También me incomoda cuando se minimiza mi presencia en el MoMA, como si fuera suerte o mero trámite. Quien diga que debería estar en mi lugar, que se ponga a jalar; son años de trabajo, de entrar sola a un club a la 1:30 h, salir con el equipo a las 6:30 h, tomar un taxi con miedo de no volver. Porque eso también forma parte del camino.

 

Y sí, tal vez vengo de un lugar que muchxs desprecian, quizá no encajo en su idea de una artista legitimada por una institución. Pero llegué, me los chingué. Eso no lo pueden borrar.

 

DF: Cuéntanos algo que aún no has hecho con tu imagen. ¿Qué te gustaría intentar o se observa ya en el horizonte para Sandra?

 

SB: Sueño con una bimbificación total: convertirme en muñeca inflable viviente. En lo profesional, lo que se avecina es movimiento. Me interesa explorar el video, sobre todo el videoclip musical, y confío en que la exposición en el MoMA abra caminos fuera del país.

 

El pasado 15 de agosto publiqué mi libro, conmemorando 15 años de trayectoria. Mi fantasía es celebrarlo al estilo tradicional: adornos de popote, calle cerrada, mole, vestido enorme… aunque falta presupuesto. Aun así, el impreso no es sólo archivo visual; también incluye textos y poemas míos, nunca mostrados. Esa parte me emociona: abrir otra capa más íntima. Ojalá pueda festejar mis XV primaveras como se debe, sin jolgorio tal vez, pero con todo el corazón.

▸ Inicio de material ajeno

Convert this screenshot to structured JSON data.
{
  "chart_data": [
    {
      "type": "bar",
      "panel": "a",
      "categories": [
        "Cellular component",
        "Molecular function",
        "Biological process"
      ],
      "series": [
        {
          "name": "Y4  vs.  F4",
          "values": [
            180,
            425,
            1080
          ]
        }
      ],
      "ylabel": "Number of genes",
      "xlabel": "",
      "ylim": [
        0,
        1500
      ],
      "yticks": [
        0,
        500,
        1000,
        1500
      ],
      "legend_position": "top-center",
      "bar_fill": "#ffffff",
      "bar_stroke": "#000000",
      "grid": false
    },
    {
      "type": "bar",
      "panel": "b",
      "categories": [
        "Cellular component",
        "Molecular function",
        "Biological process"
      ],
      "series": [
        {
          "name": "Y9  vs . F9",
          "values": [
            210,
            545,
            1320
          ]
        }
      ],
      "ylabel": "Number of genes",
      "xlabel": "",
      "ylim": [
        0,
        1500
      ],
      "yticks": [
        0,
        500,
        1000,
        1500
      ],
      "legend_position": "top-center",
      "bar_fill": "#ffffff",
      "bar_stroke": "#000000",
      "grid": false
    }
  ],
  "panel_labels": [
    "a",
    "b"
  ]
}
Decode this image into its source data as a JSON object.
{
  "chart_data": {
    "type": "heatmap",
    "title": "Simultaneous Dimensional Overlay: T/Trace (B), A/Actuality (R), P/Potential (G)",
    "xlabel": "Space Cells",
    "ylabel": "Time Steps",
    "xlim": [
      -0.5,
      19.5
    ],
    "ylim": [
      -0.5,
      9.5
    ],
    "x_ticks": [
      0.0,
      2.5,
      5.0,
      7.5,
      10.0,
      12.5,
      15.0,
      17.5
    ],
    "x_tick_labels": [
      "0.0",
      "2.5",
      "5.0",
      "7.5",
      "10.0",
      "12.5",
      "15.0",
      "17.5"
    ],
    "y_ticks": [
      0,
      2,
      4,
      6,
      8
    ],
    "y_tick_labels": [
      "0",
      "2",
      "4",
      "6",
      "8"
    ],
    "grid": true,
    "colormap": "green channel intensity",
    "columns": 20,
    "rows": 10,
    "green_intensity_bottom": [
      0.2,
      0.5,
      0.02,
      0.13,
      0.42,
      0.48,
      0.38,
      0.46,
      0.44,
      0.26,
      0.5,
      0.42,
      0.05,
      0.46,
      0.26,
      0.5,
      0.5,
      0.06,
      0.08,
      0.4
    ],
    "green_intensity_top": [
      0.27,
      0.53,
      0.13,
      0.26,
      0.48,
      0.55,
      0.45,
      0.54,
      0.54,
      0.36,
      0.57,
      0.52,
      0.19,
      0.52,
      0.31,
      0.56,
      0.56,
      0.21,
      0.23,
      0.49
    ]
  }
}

Me despedí de Sandra en la puerta de su departamento, en una azotea de la colonia Roma, una catedral rosada dedicada al peluche. Ahí entendí que la niña de la que nos habló sigue presente. Habita sus propias contradicciones sin pedir permiso. La potencia de Sandra Blow no radica en resolver las tensiones que la atraviesan, sino en darles forma. En exponer sin complacer. En mostrarse sin rendirse a la transparencia total.

 

Danielle Franco es profesionista multidisciplinaria con 10 años experiencia en diferentes ámbitos de las industrias creativas. Encuentra belleza en los residuos y el color rosa.